Biological raw materials are usually natural macromolecules (such as starch, cellulose, chitin) or agricultural and sidelife products, which are produced by microbial fermentation or synthesis of biodegradable macromolecules, such as thermoplastic starch plastics, PHA, PLA, starch/polyvinyl alcohol, etc.
Many raw materials for polylactic acid (PLA) production come from corn starch
Conventional petroleum-based plastics can be made into plastics that are partly biodegradable (e.g., oxidized-degradable plastics), usually by adding starch to the plastics to make them break down easily, but only into smaller volumes of petroleum-based plastics. How much do you know about environmentally friendly and naturally degradable materials?
In addition, even biodegradable plastics require additive chemicals to give them specific properties, as is the case with conventional plastics.
Degradation is not necessarily complete biodegradation
Biodegradable plastics can be divided into fully biodegradable plastics and destructive biodegradable plastics, and photodegradable plastics.
Destructive biodegradable plastics, like the oxidized plastic mentioned earlier, currently include traditional petroleum-based plastics modified (or filled) by starch, which biodegrades the added starch and then breaks down into smaller pieces of petroleum-based plastic. Because microplastics are still produced after decomposition, and are not fully biodegradable, oxo-degradableplastic has been banned in some countries. France banned the plastic in 2015, and Spain introduced a similar ban in 2016. Plastic bags made from oxidized biodegradable plastic are no longer used by retailers in the UK. But compared with traditional petroleum-based plastics, such plastics are more vulnerable to breakage in the natural environment, at least reducing the risk of Marine life being killed by accidental ingestion or entanglement. / /
Fully biodegradable plastics are made entirely from biobased materials, all of which biodegrade into carbon dioxide and water. For example, Jilin province, which has issued a ban on plastic bags, is known to use PLA and PHA plastics in most plastic bags, and jilin has also built a special PLA industrial park.
Photodegradable plastics have photodegradable characteristics by adding photosensitive groups to the main chain of polymer or adding photosensitizer and photoinitiator to the plastic.
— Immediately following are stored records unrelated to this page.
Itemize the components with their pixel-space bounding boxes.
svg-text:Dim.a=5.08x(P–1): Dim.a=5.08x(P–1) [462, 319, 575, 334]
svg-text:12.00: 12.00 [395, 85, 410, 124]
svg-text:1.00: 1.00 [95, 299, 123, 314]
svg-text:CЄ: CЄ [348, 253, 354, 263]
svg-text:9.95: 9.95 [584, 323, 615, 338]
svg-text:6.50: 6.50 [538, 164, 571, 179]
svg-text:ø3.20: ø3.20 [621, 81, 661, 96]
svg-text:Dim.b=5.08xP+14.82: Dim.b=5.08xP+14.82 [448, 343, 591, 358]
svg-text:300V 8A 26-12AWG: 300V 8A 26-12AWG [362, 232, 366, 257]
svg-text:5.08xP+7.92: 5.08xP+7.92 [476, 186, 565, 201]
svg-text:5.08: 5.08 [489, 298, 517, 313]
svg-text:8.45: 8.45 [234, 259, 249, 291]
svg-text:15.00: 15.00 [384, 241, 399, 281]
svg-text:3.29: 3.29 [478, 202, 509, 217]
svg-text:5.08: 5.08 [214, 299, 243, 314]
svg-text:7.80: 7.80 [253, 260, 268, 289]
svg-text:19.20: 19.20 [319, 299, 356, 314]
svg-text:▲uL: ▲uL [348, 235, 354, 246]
The orderly breaking of polymer molecular chains under the action of sunlight leads to its destruction and degradation. Light, heat and other effects in the natural environment on photodegradable plastics can make plastic large molecules into small molecules. But as the name suggests, photodegradable plastics do not degrade when light is not visible, such as when buried in soil.
Biodegradable is usually under industrial composting conditions
Most of the fully biodegradable plastic products on the market, such as Ali's degradable express package, are biodegradable under industrial composting conditions, rather than under natural conditions.
The European standard EN13432 for packaging compost in the eu method of packaging waste only requires biodegradable plastics to be biodegradable in an industrial environment under certain conditions (extended temperatures above 50 ° c). Under different conditions, such as Marine environment, comprehensive and rapid biodegradability cannot be guaranteed.
Even under industrial composting conditions, it usually takes three to six months to degrade.